Geração E

Israel: uma guerra mortífera mas sem vitórias

Israel: uma guerra mortífera mas sem vitórias

António Valentim Domingos

Consultor em Public Affairs

Para Israel, o Hezbollah sempre representou uma ameaça real. Atualmente, o grupo tem capacidade para atingir as principais cidades, infraestruturas civis e militares israelitas. Ciente disso Telavive optou retaliar de forma faseada

Passado um ano desde o início da Guerra em Gaza, Israel não alcançou os objetivos que traçou. Gaza é um desastre humanitário, o Hamas não foi derrotado, a guerra alastrou ao Líbano e a probabilidade de termos uma guerra em larga escala no Médio Oriente é elevada.

Após os ataques do Hamas a 7 de outubro, Netanyahu traçou 3 objetivos estratégicos irrealistas para a Guerra em Gaza: desmilitarizar o Hamas e a Jihad Islâmica, resgatar os reféns e impedir que o território voltasse a ser uma ameaça à segurança de Israel. Não alcançou nenhum.

Face a uma clara superioridade numérica e tecnológico-militar, porque é que Israel ainda não alcançou os seus objetivos?

Sem dúvida que o exército israelita enfraqueceu a capacidade militar do Hamas, mas não conseguiu erradicá-lo como havia prometido. A guerra convencional de Benjamin Netanyahu falhou. Deveu-se, em parte, a um erro de cálculo brutal quanto à determinação e sobrevivência do Hamas. Israel está a perder, porque estabeleceu objetivos políticos com recurso ao uso da força militar, num território extremamente povoado onde a sua presença não é bem-vinda.

O Hamas não vencerá Israel por ser militarmente superior, mas sim porque o não-regresso dos reféns dificulta a posição de Telavive em afirmar que a operação em Gaza foi um sucesso. Netanyahu cometeu um erro colossal quando o afirmou, ainda que a sua sobrevivência política dependa disso.
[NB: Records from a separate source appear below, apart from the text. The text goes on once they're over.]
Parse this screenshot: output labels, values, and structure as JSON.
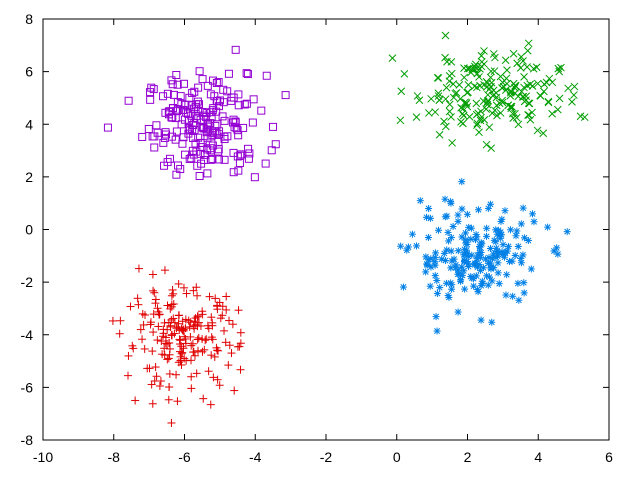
{
  "chart_data": {
    "type": "scatter",
    "title": "",
    "xlabel": "",
    "ylabel": "",
    "xlim": [
      -10,
      6
    ],
    "ylim": [
      -8,
      8
    ],
    "xticks": [
      -10,
      -8,
      -6,
      -4,
      -2,
      0,
      2,
      4,
      6
    ],
    "yticks": [
      -8,
      -6,
      -4,
      -2,
      0,
      2,
      4,
      6,
      8
    ],
    "xtick_labels": [
      "-10",
      "-8",
      "-6",
      "-4",
      "-2",
      "0",
      "2",
      "4",
      "6"
    ],
    "ytick_labels": [
      "-8",
      "-6",
      "-4",
      "-2",
      "0",
      "2",
      "4",
      "6",
      "8"
    ],
    "grid": false,
    "legend": "none",
    "series": [
      {
        "marker": "square-icon",
        "color": "#9400d3",
        "center": [
          -5.4,
          4.0
        ],
        "spread": [
          0.85,
          0.95
        ],
        "points": 200
      },
      {
        "marker": "cross-icon",
        "color": "#009e00",
        "center": [
          2.6,
          5.2
        ],
        "spread": [
          1.0,
          0.8
        ],
        "points": 200
      },
      {
        "marker": "star-icon",
        "color": "#0080e6",
        "center": [
          2.2,
          -1.0
        ],
        "spread": [
          0.9,
          0.95
        ],
        "points": 200
      },
      {
        "marker": "plus-icon",
        "color": "#e00000",
        "center": [
          -6.1,
          -4.2
        ],
        "spread": [
          0.8,
          0.95
        ],
        "points": 200
      }
    ]
  }
}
Israel cometeu o mesmo erro em 2006, quando o Hezbollah atacou uma patrulha de soldados israelitas na fronteira com o Líbano e capturou dois soldados. Dias depois, o então Primeiro-Ministro israelita, Ehud Olmert, anunciou uma guerra rápida contra o grupo terrorista e prometeu o resgate dos militares. Bastou ao Hezbollah esconder os prisioneiros, para que Israel nunca pudesse reclamar uma vitória, ainda que tenha terraplanado o sul do Líbano.
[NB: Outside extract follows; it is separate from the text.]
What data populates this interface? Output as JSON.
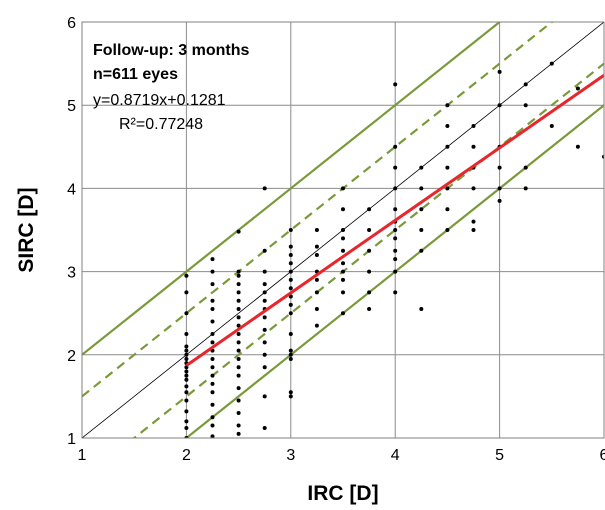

Apoiado pelo Irão, o Hezbollah, surgiu durante o caos da Guerra civil libanesa (1975-1990), para resistir à invasão das tropas israelitas no sul do Líbano em 1978 e 1982. Desde o ataque de 7 de outubro, o Hezbollah lançou uma guerra não provocada de baixa intensidade contra Israel tendo obrigado ao deslocamento para sul de 60 mil civis israelitas. Tanto o Hezbollah como o Irão acreditavam que Telavive hesitaria em entrar novamente num conflito direto com o grupo.

O que mudou no cálculo estratégico israelita?
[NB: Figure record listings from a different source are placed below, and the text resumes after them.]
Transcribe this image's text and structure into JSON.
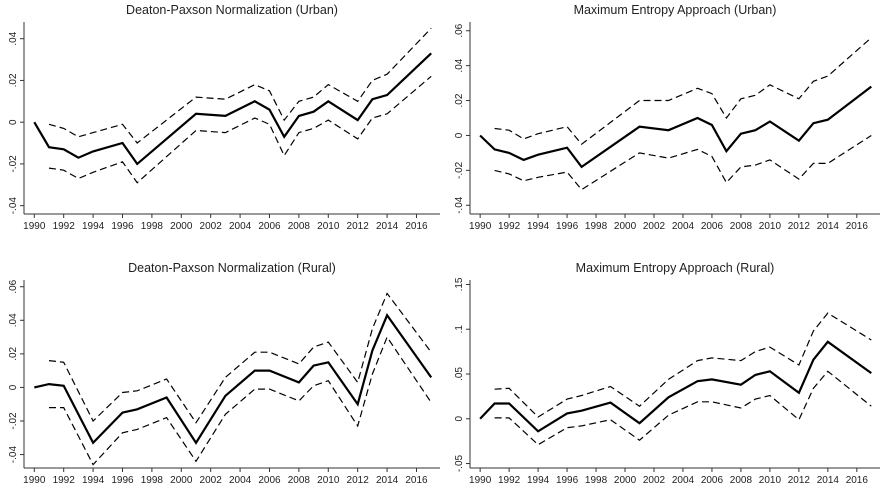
{
  "chart_data": [
    {
      "type": "line",
      "title": "Deaton-Paxson Normalization (Urban)",
      "x": [
        1990,
        1991,
        1992,
        1993,
        1994,
        1996,
        1997,
        2001,
        2003,
        2005,
        2006,
        2007,
        2008,
        2009,
        2010,
        2012,
        2013,
        2014,
        2017
      ],
      "xlim": [
        1989.3,
        2017.6
      ],
      "xticks": [
        1990,
        1992,
        1994,
        1996,
        1998,
        2000,
        2002,
        2004,
        2006,
        2008,
        2010,
        2012,
        2014,
        2016
      ],
      "ylim": [
        -0.044,
        0.048
      ],
      "yticks": [
        {
          "value": -0.04,
          "label": "-.04"
        },
        {
          "value": -0.02,
          "label": "-.02"
        },
        0,
        {
          "value": 0.02,
          "label": ".02"
        },
        {
          "value": 0.04,
          "label": ".04"
        }
      ],
      "series": [
        {
          "color": "#000000",
          "dashed": false,
          "values": [
            0,
            -0.012,
            -0.013,
            -0.017,
            -0.014,
            -0.01,
            -0.02,
            0.004,
            0.003,
            0.01,
            0.006,
            -0.007,
            0.003,
            0.005,
            0.01,
            0.001,
            0.011,
            0.013,
            0.033
          ]
        },
        {
          "color": "#000000",
          "dashed": true,
          "values": [
            null,
            -0.001,
            -0.003,
            -0.007,
            -0.005,
            -0.001,
            -0.01,
            0.012,
            0.011,
            0.018,
            0.015,
            0.001,
            0.01,
            0.012,
            0.018,
            0.01,
            0.02,
            0.023,
            0.045
          ]
        },
        {
          "color": "#000000",
          "dashed": true,
          "values": [
            null,
            -0.022,
            -0.023,
            -0.027,
            -0.024,
            -0.019,
            -0.029,
            -0.004,
            -0.005,
            0.002,
            -0.001,
            -0.016,
            -0.005,
            -0.003,
            0.001,
            -0.008,
            0.002,
            0.004,
            0.022
          ]
        }
      ]
    },
    {
      "type": "line",
      "title": "Maximum Entropy Approach (Urban)",
      "x": [
        1990,
        1991,
        1992,
        1993,
        1994,
        1996,
        1997,
        2001,
        2003,
        2005,
        2006,
        2007,
        2008,
        2009,
        2010,
        2012,
        2013,
        2014,
        2017
      ],
      "xlim": [
        1989.3,
        2017.6
      ],
      "xticks": [
        1990,
        1992,
        1994,
        1996,
        1998,
        2000,
        2002,
        2004,
        2006,
        2008,
        2010,
        2012,
        2014,
        2016
      ],
      "ylim": [
        -0.045,
        0.065
      ],
      "yticks": [
        {
          "value": -0.04,
          "label": "-.04"
        },
        {
          "value": -0.02,
          "label": "-.02"
        },
        0,
        {
          "value": 0.02,
          "label": ".02"
        },
        {
          "value": 0.04,
          "label": ".04"
        },
        {
          "value": 0.06,
          "label": ".06"
        }
      ],
      "series": [
        {
          "color": "#000000",
          "dashed": false,
          "values": [
            0,
            -0.008,
            -0.01,
            -0.014,
            -0.011,
            -0.007,
            -0.018,
            0.005,
            0.003,
            0.01,
            0.006,
            -0.009,
            0.001,
            0.003,
            0.008,
            -0.003,
            0.007,
            0.009,
            0.028
          ]
        },
        {
          "color": "#000000",
          "dashed": true,
          "values": [
            null,
            0.004,
            0.003,
            -0.002,
            0.001,
            0.005,
            -0.005,
            0.02,
            0.02,
            0.027,
            0.024,
            0.01,
            0.021,
            0.023,
            0.029,
            0.021,
            0.031,
            0.034,
            0.056
          ]
        },
        {
          "color": "#000000",
          "dashed": true,
          "values": [
            null,
            -0.02,
            -0.022,
            -0.026,
            -0.024,
            -0.021,
            -0.031,
            -0.01,
            -0.013,
            -0.008,
            -0.012,
            -0.027,
            -0.018,
            -0.017,
            -0.014,
            -0.025,
            -0.016,
            -0.016,
            0.0
          ]
        }
      ]
    },
    {
      "type": "line",
      "title": "Deaton-Paxson Normalization (Rural)",
      "x": [
        1990,
        1991,
        1992,
        1994,
        1996,
        1997,
        1999,
        2001,
        2003,
        2005,
        2006,
        2008,
        2009,
        2010,
        2012,
        2013,
        2014,
        2017
      ],
      "xlim": [
        1989.3,
        2017.6
      ],
      "xticks": [
        1990,
        1992,
        1994,
        1996,
        1998,
        2000,
        2002,
        2004,
        2006,
        2008,
        2010,
        2012,
        2014,
        2016
      ],
      "ylim": [
        -0.048,
        0.064
      ],
      "yticks": [
        {
          "value": -0.04,
          "label": "-.04"
        },
        {
          "value": -0.02,
          "label": "-.02"
        },
        0,
        {
          "value": 0.02,
          "label": ".02"
        },
        {
          "value": 0.04,
          "label": ".04"
        },
        {
          "value": 0.06,
          "label": ".06"
        }
      ],
      "series": [
        {
          "color": "#000000",
          "dashed": false,
          "values": [
            0,
            0.002,
            0.001,
            -0.033,
            -0.015,
            -0.013,
            -0.006,
            -0.033,
            -0.005,
            0.01,
            0.01,
            0.003,
            0.013,
            0.015,
            -0.01,
            0.022,
            0.043,
            0.006
          ]
        },
        {
          "color": "#000000",
          "dashed": true,
          "values": [
            null,
            0.016,
            0.015,
            -0.02,
            -0.003,
            -0.002,
            0.005,
            -0.021,
            0.006,
            0.021,
            0.021,
            0.014,
            0.024,
            0.027,
            0.003,
            0.035,
            0.056,
            0.021
          ]
        },
        {
          "color": "#000000",
          "dashed": true,
          "values": [
            null,
            -0.012,
            -0.012,
            -0.046,
            -0.027,
            -0.025,
            -0.018,
            -0.044,
            -0.016,
            -0.001,
            -0.001,
            -0.008,
            0.001,
            0.004,
            -0.023,
            0.008,
            0.03,
            -0.009
          ]
        }
      ]
    },
    {
      "type": "line",
      "title": "Maximum Entropy Approach (Rural)",
      "x": [
        1990,
        1991,
        1992,
        1994,
        1996,
        1997,
        1999,
        2001,
        2003,
        2005,
        2006,
        2008,
        2009,
        2010,
        2012,
        2013,
        2014,
        2017
      ],
      "xlim": [
        1989.3,
        2017.6
      ],
      "xticks": [
        1990,
        1992,
        1994,
        1996,
        1998,
        2000,
        2002,
        2004,
        2006,
        2008,
        2010,
        2012,
        2014,
        2016
      ],
      "ylim": [
        -0.055,
        0.155
      ],
      "yticks": [
        {
          "value": -0.05,
          "label": "-.05"
        },
        0,
        {
          "value": 0.05,
          "label": ".05"
        },
        {
          "value": 0.1,
          "label": ".1"
        },
        {
          "value": 0.15,
          "label": ".15"
        }
      ],
      "series": [
        {
          "color": "#000000",
          "dashed": false,
          "values": [
            0,
            0.017,
            0.017,
            -0.014,
            0.006,
            0.009,
            0.018,
            -0.005,
            0.024,
            0.042,
            0.044,
            0.038,
            0.049,
            0.053,
            0.029,
            0.066,
            0.086,
            0.051
          ]
        },
        {
          "color": "#000000",
          "dashed": true,
          "values": [
            null,
            0.033,
            0.034,
            0.002,
            0.022,
            0.026,
            0.036,
            0.014,
            0.044,
            0.065,
            0.068,
            0.065,
            0.075,
            0.08,
            0.06,
            0.098,
            0.118,
            0.088
          ]
        },
        {
          "color": "#000000",
          "dashed": true,
          "values": [
            null,
            0.001,
            0.001,
            -0.029,
            -0.01,
            -0.008,
            -0.001,
            -0.024,
            0.004,
            0.019,
            0.019,
            0.012,
            0.022,
            0.026,
            -0.001,
            0.034,
            0.053,
            0.014
          ]
        }
      ]
    }
  ]
}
Para Israel, o Hezbollah sempre representou uma ameaça real. Atualmente, o grupo tem capacidade para atingir as principais cidades, infraestruturas civis e militares israelitas. Ciente disso Telavive optou retaliar de forma faseada.

Começaram por neutralizar as comunicações do Hezbollah através de ataques aos sistema de pagers e walkie-talkies, seguindo-se a destruição de depósitos de armamento. A 27 de setembro, Israel atingiu o complexo onde se encontrava o líder Hassan Nasrallah e grande parte dos comandantes secundários, desarticulando temporariamente a liderança do grupo xiita. Esta ofensiva permitiu às tropas israelitas ganhar uma vantagem tática inicial, abrindo caminho para a incursão terreste limitada, atualmente em curso.

O alastramento da guerra ao Líbano e escalada crescente entre o Irão e Israel, resultante do ataque iraniano de 1 de outubro, em retaliação às mortes de Ismail Haniyeh, líder político do Hamas assassinado em Teerão, e de Hassan Nasrallah, pode atirar os dois países para um conflito direto e arrastar o Médio Oriente para uma situação ainda mais dramática. Resta saber a dimensão da resposta de Israel ao Irão.